The president and COO of Medallion Financial Corp., Andrew Murstein, dangled potential equity sale opportunities in front of investment banking firms as part of a scheme to suggest the valuation of one of the company’s subsidiaries was higher than it was, the Securities and Exchange Commission (SEC) has charged.
The firm, which makes loans to companies to buy the medallions that permit them to operate cabs in New York City and other metro areas, saw its business drop in 2015 when Uber and other ride sharing app companies caught on as taxi alternatives.
Faced with big drops in its stock price along with the drop in the value of medallions, which the company uses to collateralize its loans, Murstein forced through a change in the way the company values its banking subsidiary, Medallion Bank, from book value to fair market value, a more subjective measurement.
Using the new method, the value of Medallion Bank increased from $149.9 million to $166.5 million in 2016, an increase of 11 percentage points, and then Murstein used tactics to justify even higher valuations over the next year, suggesting the company was worth $290.5 million by the end of 2017, almost double in value even though its book value was trending lower than ever because of a growing numbers of bad loans.
“Medallion Financial’s sudden increases in fair value — at a time when the collateral values of the Bank's loans were plummeting — resulted from Murstein’s behind-the scenes conduct,” the SEC said in its complaint against Murstein and the company. That conduct included “firing Medallion Financial’s valuation firm, instructing the new valuation firm on the correct value, biasing the new firm with possible incentives, and concealing information from Medallion Financial’s Auditor.”
Separate from the effort to boost the bank’s valuation, Murstein, without informing others in the company, engaged a public relations firm and an independent communications contractor to help raise the company’s slumping stock price by anonymously touting the company’s performance and arguing in favor of a higher valuation in influential media outlets.
Potential sale opportunities
In 2015, after forcing the switch in valuation method from book to fair market value, Murstein, who held several executive roles at the company, including chief credit officer as well as president and COO, and was the founder’s son, engaged a specialist to provide its opinion on the value of the company’s subsidiary bank to be used in the parent company's 10-K filing.
When the valuation specialist refused to justify going higher than the 11 percentage-point increase in its opinion, Murstein took a different tack and suggested to a handful of investment banks that the company was considering selling an equity stake in the bank and wanted their views, in exchange for potentially having them handle the sale, on whether they could support a valuation of around $300 million.
Two of the financial firms replied with valuation ranges that included the $300 million target.

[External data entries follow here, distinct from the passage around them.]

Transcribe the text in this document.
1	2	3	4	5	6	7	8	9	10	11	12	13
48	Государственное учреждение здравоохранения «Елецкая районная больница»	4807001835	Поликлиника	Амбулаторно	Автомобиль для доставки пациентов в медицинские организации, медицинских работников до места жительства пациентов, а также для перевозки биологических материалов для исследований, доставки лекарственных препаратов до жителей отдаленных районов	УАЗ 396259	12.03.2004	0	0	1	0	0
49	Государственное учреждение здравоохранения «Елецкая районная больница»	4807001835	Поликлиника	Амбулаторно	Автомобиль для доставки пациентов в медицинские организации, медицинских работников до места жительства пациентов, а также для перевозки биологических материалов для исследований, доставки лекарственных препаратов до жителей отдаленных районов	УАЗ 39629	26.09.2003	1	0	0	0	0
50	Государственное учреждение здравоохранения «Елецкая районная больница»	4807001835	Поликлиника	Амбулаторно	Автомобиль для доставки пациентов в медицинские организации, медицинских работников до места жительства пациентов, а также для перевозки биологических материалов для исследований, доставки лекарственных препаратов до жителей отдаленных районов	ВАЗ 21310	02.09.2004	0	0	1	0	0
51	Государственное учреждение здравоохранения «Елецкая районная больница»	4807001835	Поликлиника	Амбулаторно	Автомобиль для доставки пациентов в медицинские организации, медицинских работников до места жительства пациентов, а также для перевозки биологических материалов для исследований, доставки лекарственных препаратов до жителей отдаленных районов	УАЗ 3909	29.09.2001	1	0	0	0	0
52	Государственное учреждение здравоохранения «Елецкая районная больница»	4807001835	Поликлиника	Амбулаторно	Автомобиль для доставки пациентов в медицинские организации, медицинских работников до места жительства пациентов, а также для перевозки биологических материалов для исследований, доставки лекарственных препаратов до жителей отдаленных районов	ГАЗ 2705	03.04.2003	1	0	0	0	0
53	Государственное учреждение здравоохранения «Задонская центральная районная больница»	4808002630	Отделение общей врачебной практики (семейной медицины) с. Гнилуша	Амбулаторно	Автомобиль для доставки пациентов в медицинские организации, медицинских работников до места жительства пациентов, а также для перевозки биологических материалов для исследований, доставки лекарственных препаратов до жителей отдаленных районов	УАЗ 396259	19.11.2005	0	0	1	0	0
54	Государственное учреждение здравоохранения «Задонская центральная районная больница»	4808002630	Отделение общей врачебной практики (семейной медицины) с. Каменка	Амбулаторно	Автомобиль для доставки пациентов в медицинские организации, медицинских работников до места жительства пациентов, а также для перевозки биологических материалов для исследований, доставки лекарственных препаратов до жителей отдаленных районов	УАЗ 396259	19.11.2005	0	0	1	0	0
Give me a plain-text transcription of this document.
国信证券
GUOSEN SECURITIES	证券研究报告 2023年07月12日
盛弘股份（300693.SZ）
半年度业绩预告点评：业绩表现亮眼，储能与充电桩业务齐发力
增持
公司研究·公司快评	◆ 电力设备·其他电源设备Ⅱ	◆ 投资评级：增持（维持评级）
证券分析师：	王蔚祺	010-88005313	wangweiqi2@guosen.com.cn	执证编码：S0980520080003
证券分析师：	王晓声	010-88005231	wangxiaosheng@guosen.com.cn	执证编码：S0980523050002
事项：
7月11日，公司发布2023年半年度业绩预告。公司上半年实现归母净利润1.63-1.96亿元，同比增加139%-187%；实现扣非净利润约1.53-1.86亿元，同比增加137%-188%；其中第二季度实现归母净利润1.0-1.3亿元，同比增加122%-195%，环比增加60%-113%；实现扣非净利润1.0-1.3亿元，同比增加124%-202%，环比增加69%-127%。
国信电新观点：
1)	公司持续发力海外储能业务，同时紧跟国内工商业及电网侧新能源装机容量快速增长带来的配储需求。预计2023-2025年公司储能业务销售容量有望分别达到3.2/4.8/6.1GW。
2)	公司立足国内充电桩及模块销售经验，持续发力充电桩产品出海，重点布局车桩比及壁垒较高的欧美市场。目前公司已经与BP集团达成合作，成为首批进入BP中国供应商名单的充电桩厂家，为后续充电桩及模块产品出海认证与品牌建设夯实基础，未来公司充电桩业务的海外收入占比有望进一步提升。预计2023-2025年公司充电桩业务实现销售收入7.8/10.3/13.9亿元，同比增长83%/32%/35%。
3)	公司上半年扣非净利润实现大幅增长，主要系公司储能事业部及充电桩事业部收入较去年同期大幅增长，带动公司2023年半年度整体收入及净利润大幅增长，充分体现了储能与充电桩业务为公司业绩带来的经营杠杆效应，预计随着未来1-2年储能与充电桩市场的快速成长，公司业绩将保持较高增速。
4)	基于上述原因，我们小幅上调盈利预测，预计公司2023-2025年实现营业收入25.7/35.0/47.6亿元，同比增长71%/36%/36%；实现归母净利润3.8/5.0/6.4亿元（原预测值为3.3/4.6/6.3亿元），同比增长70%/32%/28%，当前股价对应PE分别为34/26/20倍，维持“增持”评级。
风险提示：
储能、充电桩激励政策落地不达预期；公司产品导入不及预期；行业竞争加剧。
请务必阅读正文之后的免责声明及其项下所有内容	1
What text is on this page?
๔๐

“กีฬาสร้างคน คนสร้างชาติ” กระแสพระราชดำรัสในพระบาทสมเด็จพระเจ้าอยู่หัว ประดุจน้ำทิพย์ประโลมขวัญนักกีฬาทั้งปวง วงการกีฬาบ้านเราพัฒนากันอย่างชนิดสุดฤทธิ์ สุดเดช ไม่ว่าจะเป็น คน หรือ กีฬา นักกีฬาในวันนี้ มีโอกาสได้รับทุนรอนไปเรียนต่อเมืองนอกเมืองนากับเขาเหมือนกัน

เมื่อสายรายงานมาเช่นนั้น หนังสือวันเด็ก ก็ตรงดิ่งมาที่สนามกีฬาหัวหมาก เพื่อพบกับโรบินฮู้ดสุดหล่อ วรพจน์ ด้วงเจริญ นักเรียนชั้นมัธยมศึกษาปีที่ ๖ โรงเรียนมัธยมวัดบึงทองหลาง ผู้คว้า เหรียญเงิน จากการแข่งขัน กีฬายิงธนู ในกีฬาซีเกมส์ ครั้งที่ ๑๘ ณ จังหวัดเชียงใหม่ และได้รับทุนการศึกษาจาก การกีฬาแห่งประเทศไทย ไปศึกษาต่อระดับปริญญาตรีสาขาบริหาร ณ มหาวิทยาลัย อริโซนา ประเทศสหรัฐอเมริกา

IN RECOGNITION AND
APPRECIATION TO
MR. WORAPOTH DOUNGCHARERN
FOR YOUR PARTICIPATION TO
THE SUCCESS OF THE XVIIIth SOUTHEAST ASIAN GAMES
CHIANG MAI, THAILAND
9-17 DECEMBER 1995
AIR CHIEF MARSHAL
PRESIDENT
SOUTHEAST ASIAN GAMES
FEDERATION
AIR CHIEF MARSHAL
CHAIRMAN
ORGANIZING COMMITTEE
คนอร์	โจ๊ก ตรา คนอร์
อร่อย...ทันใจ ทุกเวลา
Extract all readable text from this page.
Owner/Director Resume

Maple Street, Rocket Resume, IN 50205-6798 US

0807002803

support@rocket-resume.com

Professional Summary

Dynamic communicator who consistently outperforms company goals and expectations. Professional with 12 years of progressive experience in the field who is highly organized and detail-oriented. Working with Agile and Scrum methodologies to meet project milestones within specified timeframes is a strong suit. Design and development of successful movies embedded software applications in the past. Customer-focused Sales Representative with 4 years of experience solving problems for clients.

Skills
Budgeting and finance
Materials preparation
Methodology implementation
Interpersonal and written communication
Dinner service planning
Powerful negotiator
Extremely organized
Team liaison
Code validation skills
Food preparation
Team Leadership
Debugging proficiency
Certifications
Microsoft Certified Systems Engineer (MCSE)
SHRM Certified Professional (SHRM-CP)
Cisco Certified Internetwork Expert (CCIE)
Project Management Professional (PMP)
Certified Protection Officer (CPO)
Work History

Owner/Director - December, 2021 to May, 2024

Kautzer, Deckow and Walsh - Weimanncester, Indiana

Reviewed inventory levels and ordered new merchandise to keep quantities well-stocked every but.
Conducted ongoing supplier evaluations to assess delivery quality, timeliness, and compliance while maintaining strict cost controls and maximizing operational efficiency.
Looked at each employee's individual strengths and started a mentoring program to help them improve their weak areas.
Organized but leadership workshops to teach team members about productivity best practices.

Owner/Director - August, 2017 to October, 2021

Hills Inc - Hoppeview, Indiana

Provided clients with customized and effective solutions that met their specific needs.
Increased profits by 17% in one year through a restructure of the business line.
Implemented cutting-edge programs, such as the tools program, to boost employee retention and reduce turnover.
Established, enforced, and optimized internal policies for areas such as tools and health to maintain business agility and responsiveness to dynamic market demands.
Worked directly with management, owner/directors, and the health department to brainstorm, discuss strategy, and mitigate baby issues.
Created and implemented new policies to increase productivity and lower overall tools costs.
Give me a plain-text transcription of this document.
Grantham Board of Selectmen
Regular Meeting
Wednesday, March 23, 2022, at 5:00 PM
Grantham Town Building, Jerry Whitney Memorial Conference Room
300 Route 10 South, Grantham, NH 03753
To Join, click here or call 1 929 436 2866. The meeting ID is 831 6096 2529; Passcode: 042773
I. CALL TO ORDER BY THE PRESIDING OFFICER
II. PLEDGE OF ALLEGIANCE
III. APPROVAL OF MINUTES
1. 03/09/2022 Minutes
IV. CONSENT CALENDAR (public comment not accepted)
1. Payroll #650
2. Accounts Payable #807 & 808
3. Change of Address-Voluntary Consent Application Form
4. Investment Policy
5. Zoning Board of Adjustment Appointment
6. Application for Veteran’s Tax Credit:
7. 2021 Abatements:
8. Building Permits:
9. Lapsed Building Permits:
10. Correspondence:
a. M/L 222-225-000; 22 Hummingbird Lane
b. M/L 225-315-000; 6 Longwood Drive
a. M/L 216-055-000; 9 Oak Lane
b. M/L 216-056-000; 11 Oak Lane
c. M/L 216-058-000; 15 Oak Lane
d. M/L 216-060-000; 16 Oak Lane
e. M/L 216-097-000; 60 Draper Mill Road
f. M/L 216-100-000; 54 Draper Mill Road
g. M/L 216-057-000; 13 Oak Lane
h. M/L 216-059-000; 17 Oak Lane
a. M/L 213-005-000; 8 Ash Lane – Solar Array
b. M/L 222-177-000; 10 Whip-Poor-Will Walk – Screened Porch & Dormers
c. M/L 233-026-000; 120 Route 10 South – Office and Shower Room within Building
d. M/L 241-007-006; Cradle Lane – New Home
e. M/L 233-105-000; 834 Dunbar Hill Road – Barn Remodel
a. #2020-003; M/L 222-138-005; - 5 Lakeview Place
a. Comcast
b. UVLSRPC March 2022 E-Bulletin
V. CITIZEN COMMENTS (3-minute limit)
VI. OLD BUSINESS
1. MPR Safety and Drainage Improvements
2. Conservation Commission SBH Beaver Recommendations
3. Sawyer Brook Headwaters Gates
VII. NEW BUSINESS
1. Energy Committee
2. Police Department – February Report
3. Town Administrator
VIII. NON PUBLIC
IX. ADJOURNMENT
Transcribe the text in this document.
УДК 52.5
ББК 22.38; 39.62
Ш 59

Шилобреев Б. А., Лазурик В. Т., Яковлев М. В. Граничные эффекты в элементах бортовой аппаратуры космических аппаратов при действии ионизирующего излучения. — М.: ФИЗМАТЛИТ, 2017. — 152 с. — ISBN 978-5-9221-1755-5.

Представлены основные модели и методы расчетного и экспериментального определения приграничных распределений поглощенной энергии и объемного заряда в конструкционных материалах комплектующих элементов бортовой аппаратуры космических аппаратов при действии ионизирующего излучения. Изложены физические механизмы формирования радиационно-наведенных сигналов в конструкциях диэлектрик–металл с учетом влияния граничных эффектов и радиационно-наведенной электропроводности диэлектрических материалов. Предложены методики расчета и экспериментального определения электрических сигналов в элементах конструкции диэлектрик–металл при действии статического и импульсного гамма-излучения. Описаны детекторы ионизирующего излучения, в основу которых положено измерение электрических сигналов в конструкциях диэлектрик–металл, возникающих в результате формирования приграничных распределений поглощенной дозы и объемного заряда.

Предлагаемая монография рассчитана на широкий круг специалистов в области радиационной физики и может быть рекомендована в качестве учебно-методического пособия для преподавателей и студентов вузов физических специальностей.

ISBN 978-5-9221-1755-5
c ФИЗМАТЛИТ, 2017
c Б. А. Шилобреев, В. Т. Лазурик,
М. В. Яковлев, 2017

Another firm Murstein reached out to said it could support a valuation of $200 million, a target Murstein suggested to them.
Murstein used the higher valuations these firms provided to justify using a higher valuation in the company’s financial filings, but the effort generated push-back from the internal auditor, who said the higher valuations were part of “pitch” documents and weren’t valuations the firms were standing behind.
The auditor also pushed back against a decision by Murstein to fire the valuation firm that refused to go higher than the initial 11 percentage-point increase.
“I would recommend that you continue to utilize the same third party specialist quarter-after-quarter,” the auditor told Murstein, but the advice wasn’t taken.
Medallion’s CFO played little role in the valuation issues, the SEC’s complaint suggests. In their only substantive exchange on the matter, according to the SEC, the CFO talked in an email about the range the bank needed to hit in an upcoming quarter if the valuation was to be consistent from one quarter to the next. Murstein appeared to use the exchange as a way to influence the valuation provided by one of the investment banks he had reached out to.
The SEC charged Murstein and his company with violating a number of anti-fraud provisions in federal securities laws.
Separately, Murstein was charged with making false statements to the company’s internal auditor.
The SEC also charged the PR firm Murstein worked with to talk up the company’s stock without disclosing it was being paid to do so.
The SEC is seeking permanent injunctions, disgorgement along with prejudgment interest, and civil penalties, among other penalties.
“Companies … cannot shop for higher valuations when there is no evidence to support them,” Richard Best, director of the SEC’s New York regional office, said in a statement.
In response to the charges, Medallion issued a statement contesting the SEC's findings.
The statement says, in part, "We intend to vigorously defend against the SEC’s unfounded charges and are confident we will be completely vindicated.... We believe that none of the allegations in the SEC complaint gives rise to a securities violation and are confident that the full record will show that Medallion Financial Corp. and Andrew Murstein complied with the law.
"The actions in question occurred five or more years ago at a time when short sellers were engaged in an online campaign to drive down the Company’s stock price for their personal profit by spreading misleading and disparaging information and misrepresenting its business. Medallion sought only to provide the market with an accurate understanding of its financial position and prospects and an appropriate and transparent valuation of Medallion Bank and its other assets.
"The SEC’s attempt to mischaracterize Medallion’s good-faith efforts defies logic when the SEC does not even allege that the Company’s actions had any market impact whatsoever on the price of Medallion stock and Mr. Murstein has never sold a single share of Medallion stock."